You may be right. But there is something that does not quite fit for me here. If this is a question of a heterogeneous mix of overlapping pathway shifts then it is extremely unlikely that any replicable formula based on MVA will identify 94-96% of cases correctly. As you know you can always produce a formula that will identify a group this precisely within a cohort but if things are very heterogeneous then almost by definition this is going to be a non-replicable formula.

In conditions like RA we have never got near a formula that identifies 95% of cases correctly. In at least 10% of cases all physicians will say that are not really sure if it is RA anyway.

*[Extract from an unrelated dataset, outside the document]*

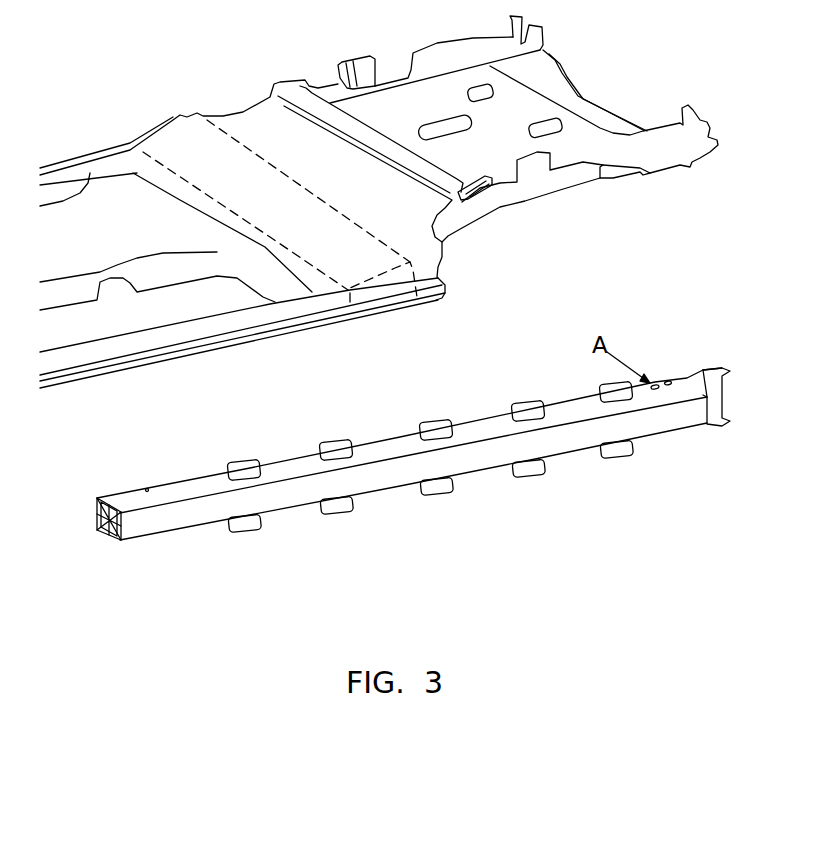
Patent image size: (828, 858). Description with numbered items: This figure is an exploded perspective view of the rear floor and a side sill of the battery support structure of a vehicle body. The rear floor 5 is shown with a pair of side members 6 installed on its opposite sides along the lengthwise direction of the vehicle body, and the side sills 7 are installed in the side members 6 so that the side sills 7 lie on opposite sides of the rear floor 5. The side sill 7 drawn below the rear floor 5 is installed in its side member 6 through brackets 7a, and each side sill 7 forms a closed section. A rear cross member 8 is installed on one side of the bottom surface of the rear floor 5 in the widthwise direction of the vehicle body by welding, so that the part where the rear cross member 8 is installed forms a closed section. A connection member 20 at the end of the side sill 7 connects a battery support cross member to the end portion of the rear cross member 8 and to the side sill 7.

I would be much more impressed if a formula of three factors picked out 60% of ME/CFS patients and 10% of controls, for instance. The trouble with the current trend for presenting statistically pre-digested data is that we never see the original scatter plots.

Of course hidden behind the 96% score may be exactly such a 60/10 split for some major variables and it may pan out as something of key importance. Maybe we need a friendly FOI request for the raw data!

More to the point a rapid re-run with another blinded controlled cohort like the UK Biobank could turn this from a maybe into a racing certainty.